Saban's teams leave a mark, all right. The 2009 Tide won on the strength of a physical running game -- led by Heisman Trophy winner Mark Ingram and freshman Trent Richardson -- and a punishing defense. They even punished Saban on the Rose Bowl sideline in the waning seconds of the game.

That, Saban said, is why he glowered after getting the traditional Gatorade shower. On the morning after, he made light of it.

"Our defensive players do a pretty good job of hitting," Saban said, "but they're not supposed to hit you in the head with the bucket, either. …. The intensity of the dump was the problem."

Saban praised the "tremendous resiliency and competitive spirit" of the Longhorns. Alabama scored 10 points in the final :29 of the first half to go ahead 24-6. The touchdown came on a 28-yard interception return by defensive lineman Marcell Dareus.

"The best thing and the worst thing that happened last night was we scored with :03 to go in the half," Saban said. "We get a celebration penalty, which, I know everybody says, 'Why would you be mad at that guy for scoring a touchdown?' But I'm coaching the team to get better. I'm not coaching the moment. … At halftime of that game, because of that circumstance, it was like the locker room after the SEC championship game. We were very flat in the third quarter. I had to stand up on a chair and say, 'This is a 60-minute game. We need to refocus, re-center what we're doing, get our energy right, quit wasting energy. You only have so much of it. You have to channel it in the right direction.'"

Dareus -- who also made the hit that knocked Texas quarterback Colt McCoy out of the game -- is only a sophomore. The Alabama defense featured three All-Americans. Two of the three, corner Javier Arenas and defensive tackle Terrence Cody, are seniors.

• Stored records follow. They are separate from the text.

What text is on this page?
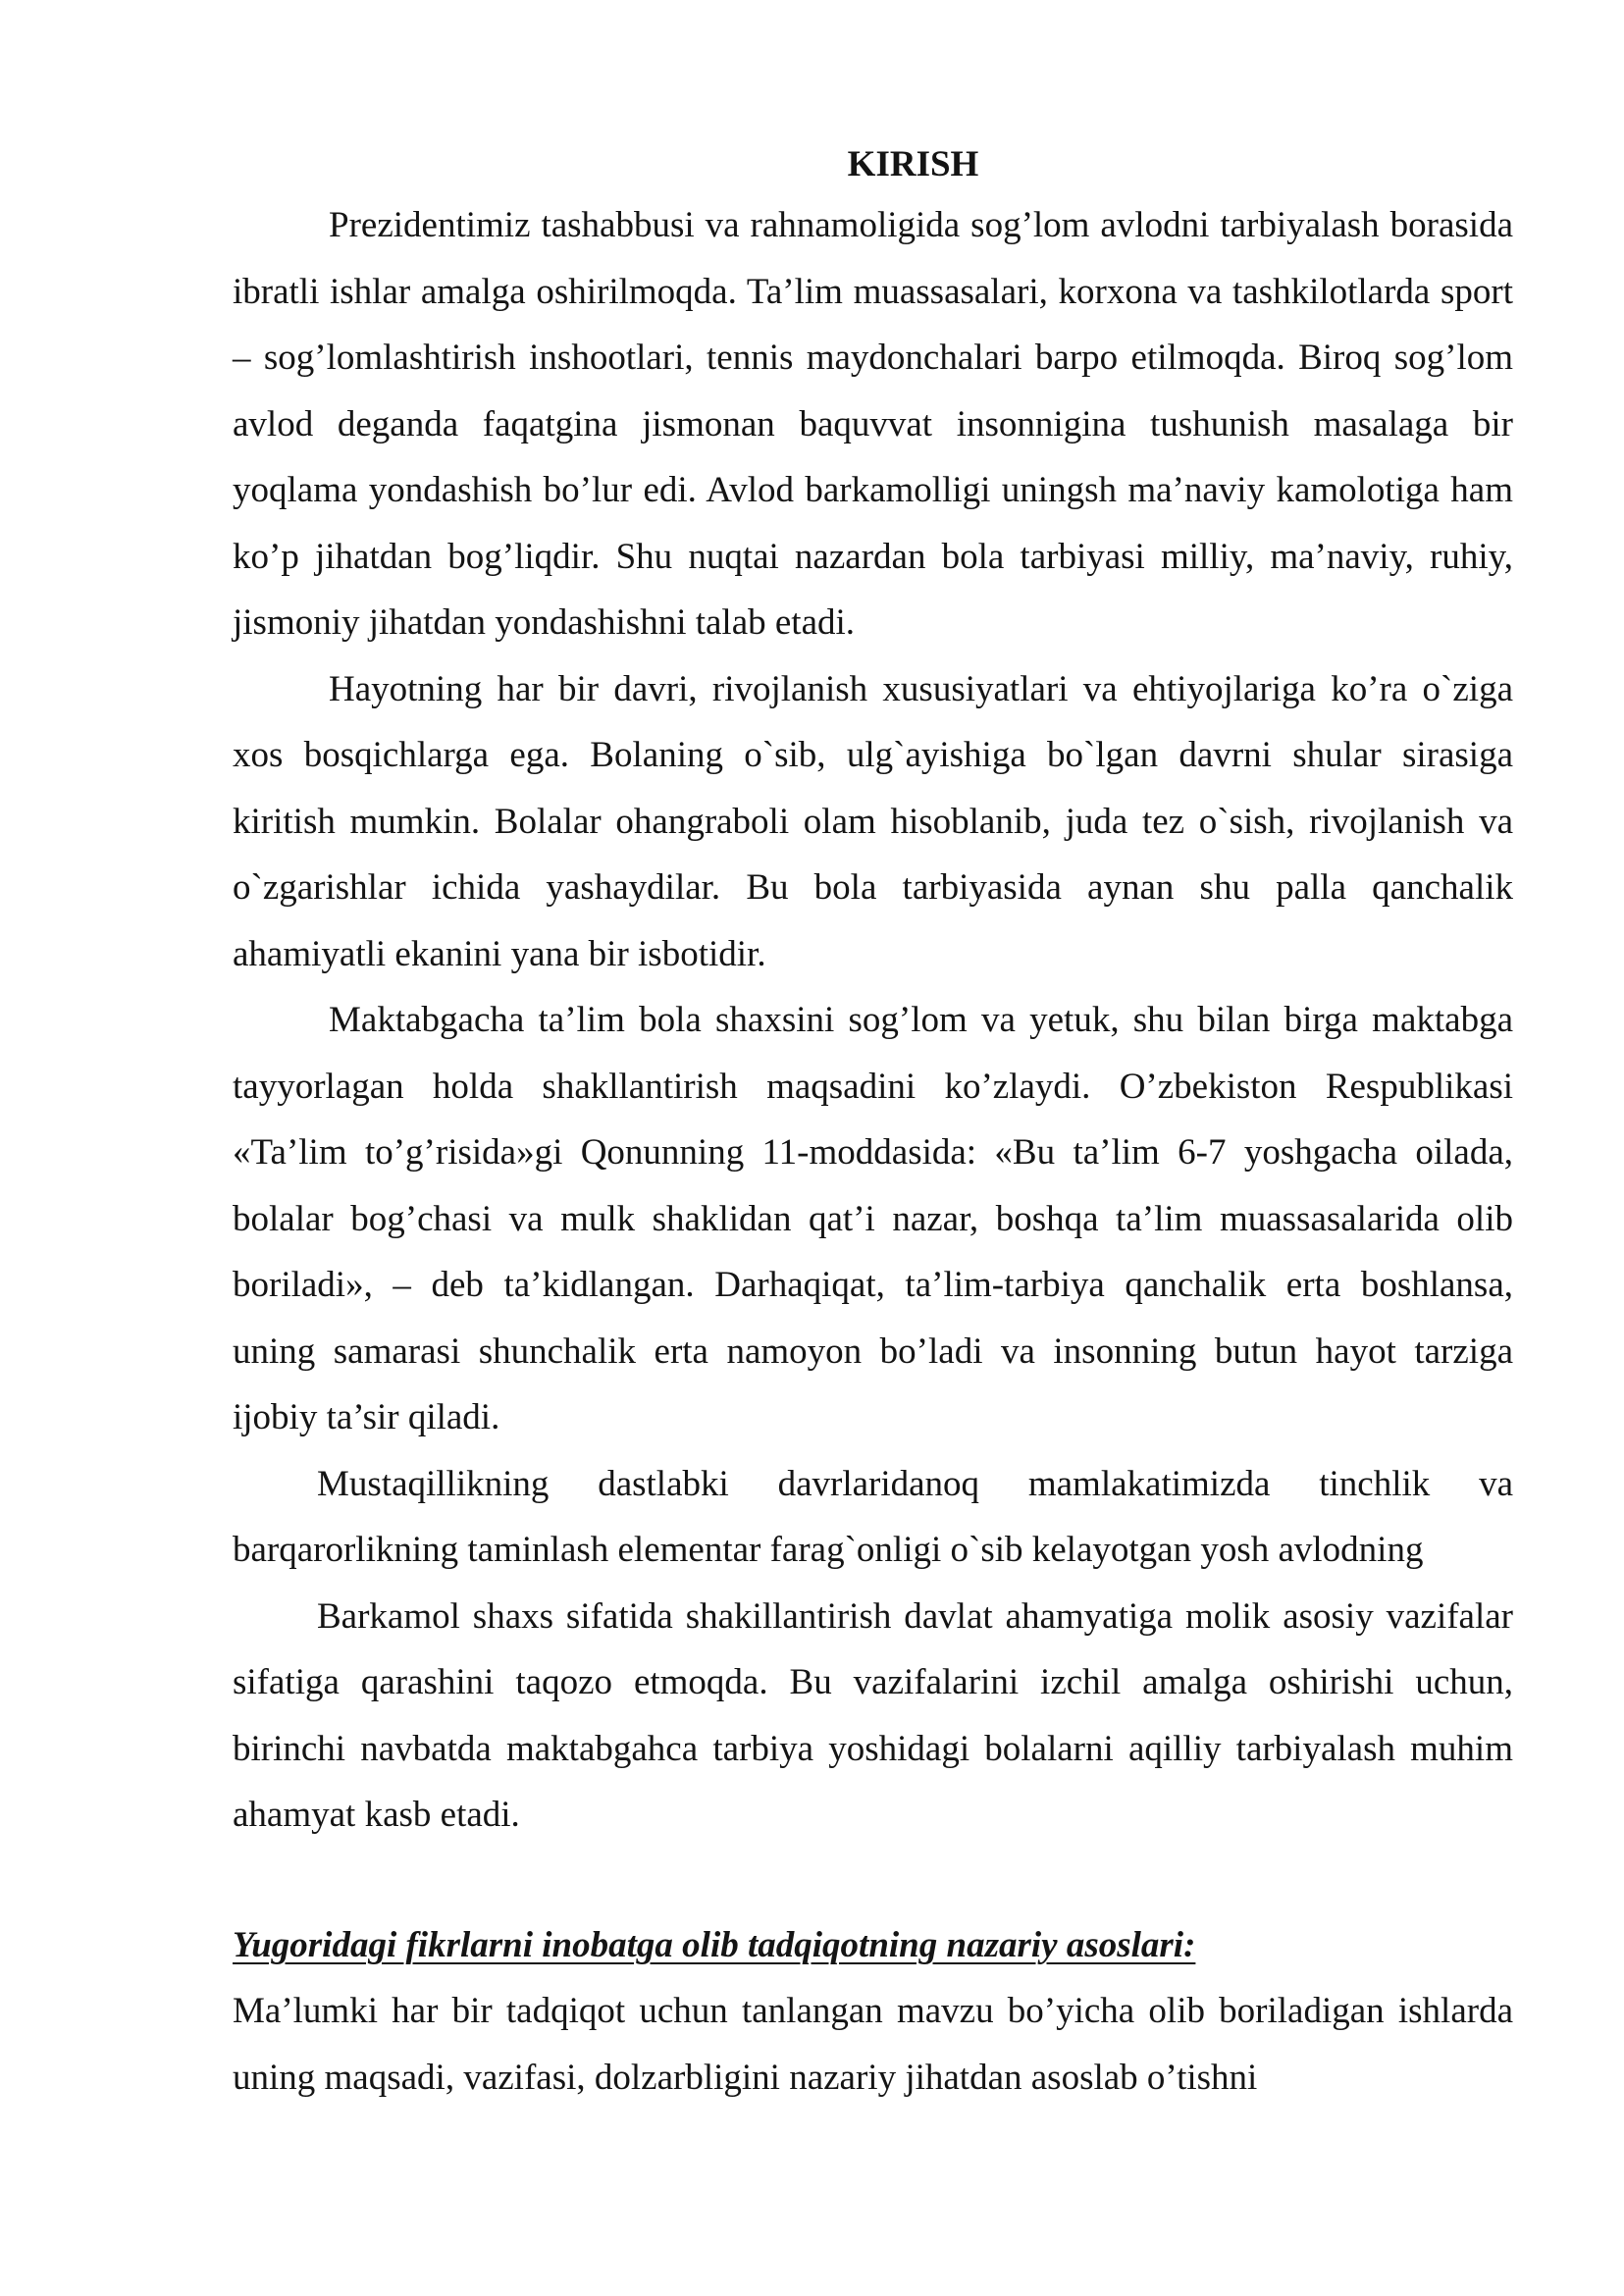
KIRISH

Prezidentimiz tashabbusi va rahnamoligida sog’lom avlodni tarbiyalash borasida ibratli ishlar amalga oshirilmoqda. Ta’lim muassasalari, korxona va tashkilotlarda sport – sog’lomlashtirish inshootlari, tennis maydonchalari barpo etilmoqda. Biroq sog’lom avlod deganda faqatgina jismonan baquvvat insonniginа tushunish masalaga bir yoqlama yondashish bo’lur edi. Avlod barkamolligi uningsh ma’naviy kamolotiga ham ko’p jihatdan bog’liqdir. Shu nuqtai nazardan bola tarbiyasi milliy, ma’naviy, ruhiy, jismoniy jihatdan yondashishni talab etadi.

Hayotning har bir davri, rivojlanish xususiyatlari va ehtiyojlariga ko’ra o`ziga xos bosqichlarga ega. Bolaning o`sib, ulg`ayishiga bo`lgan davrni shular sirasiga kiritish mumkin. Bolalar ohangraboli olam hisoblanib, juda tez o`sish, rivojlanish va o`zgarishlar ichida yashaydilar. Bu bola tarbiyasida aynan shu palla qanchalik ahamiyatli ekanini yana bir isbotidir.

Maktabgacha ta’lim bola shaxsini sog’lom va yetuk, shu bilan birga maktabga tayyorlagan holda shakllantirish maqsadini ko’zlaydi. O’zbekiston Respublikasi «Ta’lim to’g’risida»gi Qonunning 11-moddasida: «Bu ta’lim 6-7 yoshgacha oilada, bolalar bog’chasi va mulk shaklidan qat’i nazar, boshqa ta’lim muassasalarida olib boriladi», – deb ta’kidlangan. Darhaqiqat, ta’lim-tarbiya qanchalik erta boshlansa, uning samarasi shunchalik erta namoyon bo’ladi va insonning butun hayot tarziga ijobiy ta’sir qiladi.

Mustaqillikning dastlabki davrlaridanoq mamlakatimizda tinchlik va barqarorlikning taminlash elementar farag`onligi o`sib kelayotgan yosh avlodning

Barkamol shaxs sifatida shakillantirish davlat ahamyatiga molik asosiy vazifalar sifatiga qarashini taqozo etmoqda. Bu vazifalarini izchil amalga oshirishi uchun, birinchi navbatda maktabgahca tarbiya yoshidagi bolalarni aqilliy tarbiyalash muhim ahamyat kasb etadi.

Yugoridagi fikrlarni inobatga olib tadqiqotning nazariy asoslari:

Ma’lumki har bir tadqiqot uchun tanlangan mavzu bo’yicha olib boriladigan ishlarda uning maqsadi, vazifasi, dolzarbligini nazariy jihatdan asoslab o’tishni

Junior linebacker Rolando McClain is all but certain to enter the NFL draft. Saban said he generally advises anyone who will be a first-round draft choice to move on.

That explains why Saban questioned the notion that the Crimson Tide would start their quest to repeat at the top of the polls.

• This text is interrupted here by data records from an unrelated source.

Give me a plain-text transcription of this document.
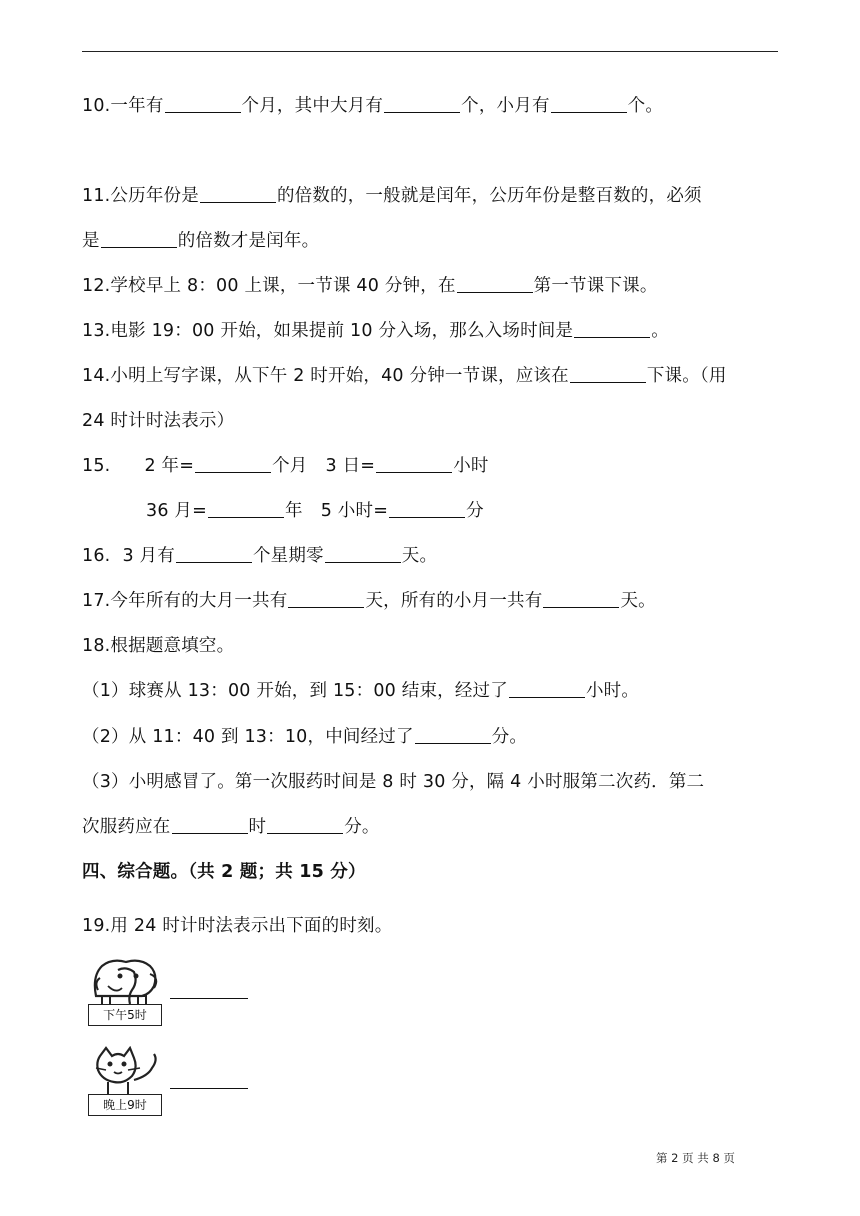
10.一年有	个月，其中大月有	个，小月有	个。
11.公历年份是	的倍数的，一般就是闰年，公历年份是整百数的，必须
是	的倍数才是闰年。
12.学校早上 8：00 上课，一节课 40 分钟，在	第一节课下课。
13.电影 19：00 开始，如果提前 10 分入场，那么入场时间是	。
14.小明上写字课，从下午 2 时开始，40 分钟一节课，应该在	下课。（用
24 时计时法表示）
15. 2 年=	个月 3 日=	小时
36 月=	年 5 小时=	分
16. 3 月有	个星期零	天。
17.今年所有的大月一共有	天，所有的小月一共有	天。
18.根据题意填空。
（1）球赛从 13：00 开始，到 15：00 结束，经过了	小时。
（2）从 11：40 到 13：10，中间经过了	分。
（3）小明感冒了。第一次服药时间是 8 时 30 分，隔 4 小时服第二次药．第二
次服药应在	时	分。
四、综合题。（共 2 题；共 15 分）
19.用 24 时计时法表示出下面的时刻。
下午5时
晚上9时
第 2 页 共 8 页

"People who make those statements," Saban said, "sort of just look at the periphery of, 'You got [wideout] Julio Jones, you got Mark Ingram, you got Trent Richardson. The quarterback's [Greg McElroy] coming back, so therefore, everything's turning up roses.'"

Sorry, Nick, given that Alabama hasn't lost an SEC regular-season game in two seasons, and given that yes, so many stars do return, you just might be stuck at No. 1. It's one more problem brought on by success.